On commence par appeler son monde. Joindre la famille d'abord : cousins, oncles. Avoir des nouvelles, absolument. Passer aux amis. Leur dire la même chose à tous : restez chez vous surtout, ne bougez pas. On regarde les infos en boucle pendant qu'on mange, on écoute les tâtonnements : cinq à sept tireurs, 120 à 140 victimes. Le doute, toujours, pour empirer les choses. La peur commence par le doute, on devrait le savoir, mais on laisse quand même la télé allumée.

Après, on espère. Quand on est Arabe, on espère, très égoïstement, que ces attentats, horribles, meurtriers, soient revendiqués par les suprémacistes roux, les Corses unijambistes, la junte birmane, on espère ne pas être éclaboussé par le sang qui coule. Moi, j'ai eu cet égoïsme-là, tout en souffrant avec Paris, avec cette ville que j'aime, cette ville dans laquelle j'ai des petites habitudes, des amis, dans laquelle j'ai mon monde. J'ai frissonné en regardant des parents courir dans les rues un gamin dans les bras aux infos en pensant que demain, si peu de gens comprendront que c'est cette terreur-là que les réfugiés musulmans fuient. J'ai encaissé le choc du nombre, des exécutions du Bataclan en me disant qu'avec ça, on va me demander de condamner.

Demain, il va y avoir des gens qui n'ont jamais mis les pieds aux Halles pour douter du fait que je pense que tuer des gens, c'est mal. Il va y avoir des gens qui pensent assez de mal des Arabes, des Musulmans, pour croire que je pourrais me réjouir de voir Paris brûler, que je pourrais avoir cette peur au ventre quand je pense aux miens terrés chez eux et danser sur les cadavres des innocents tués en même temps.

Ces gens ont tort.

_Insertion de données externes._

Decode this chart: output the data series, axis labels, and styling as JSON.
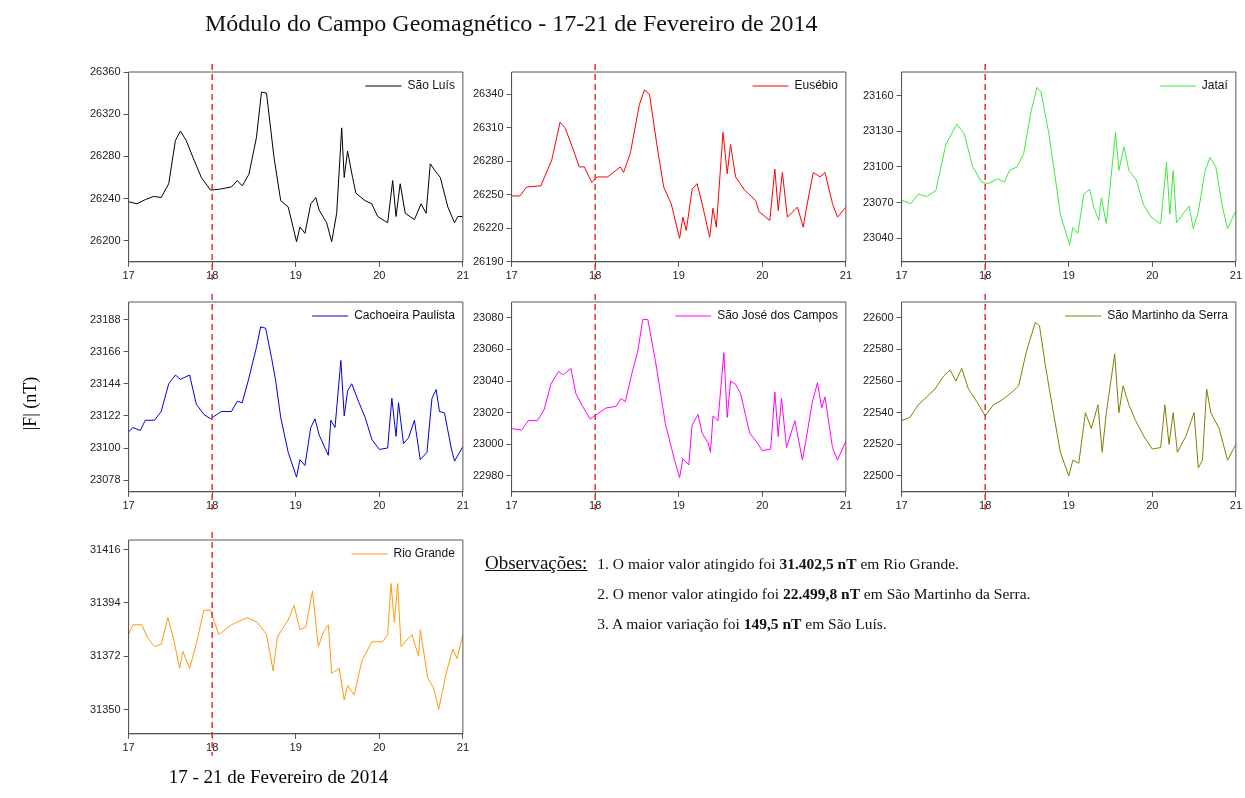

Ils polluent déjà mon fil Twitter, mon mur Facebook. Demain, ils chroniqueront dans mes journaux, s'épancheront à la radio et habiteront ma télévision. Ces gens vont vous dire que mes tantes aux foulards blancs qui s'affairent dans les marchés des villes chaudes sont des ennemis sanguinaires, que les enfants qui fuient les mêmes tueurs qui nous assiègent sont des germes de monstres.

Qu'ils vous le disent. Je vois ces faiseurs d'opinions me demander de prouver mon humanité. De montrer patte blanche dans l'horreur et je les entends me dire que les critiquer, c'est approuver Daesh, comme si c'était faisable de plébisciter Daesh, comme si c'était humain. Je ne peux rien faire contre Daesh : mes mots ne sont pas des machettes. Ils ne peuvent démembrer personne. Alors, oui, je m'agite contre ces gens-là, j'en appelle à la fraternité. Je vous demande de partir de l'hypothèse que l'horreur m'horrifie. Je vous demande de ne pas croire les engendreurs de haine, de ne pas créer plus de haine que celle qui a éclaté à Paris aujourd'hui.

J'en appelle à la fraternité. C'est elle seule qui nous évitera la destruction.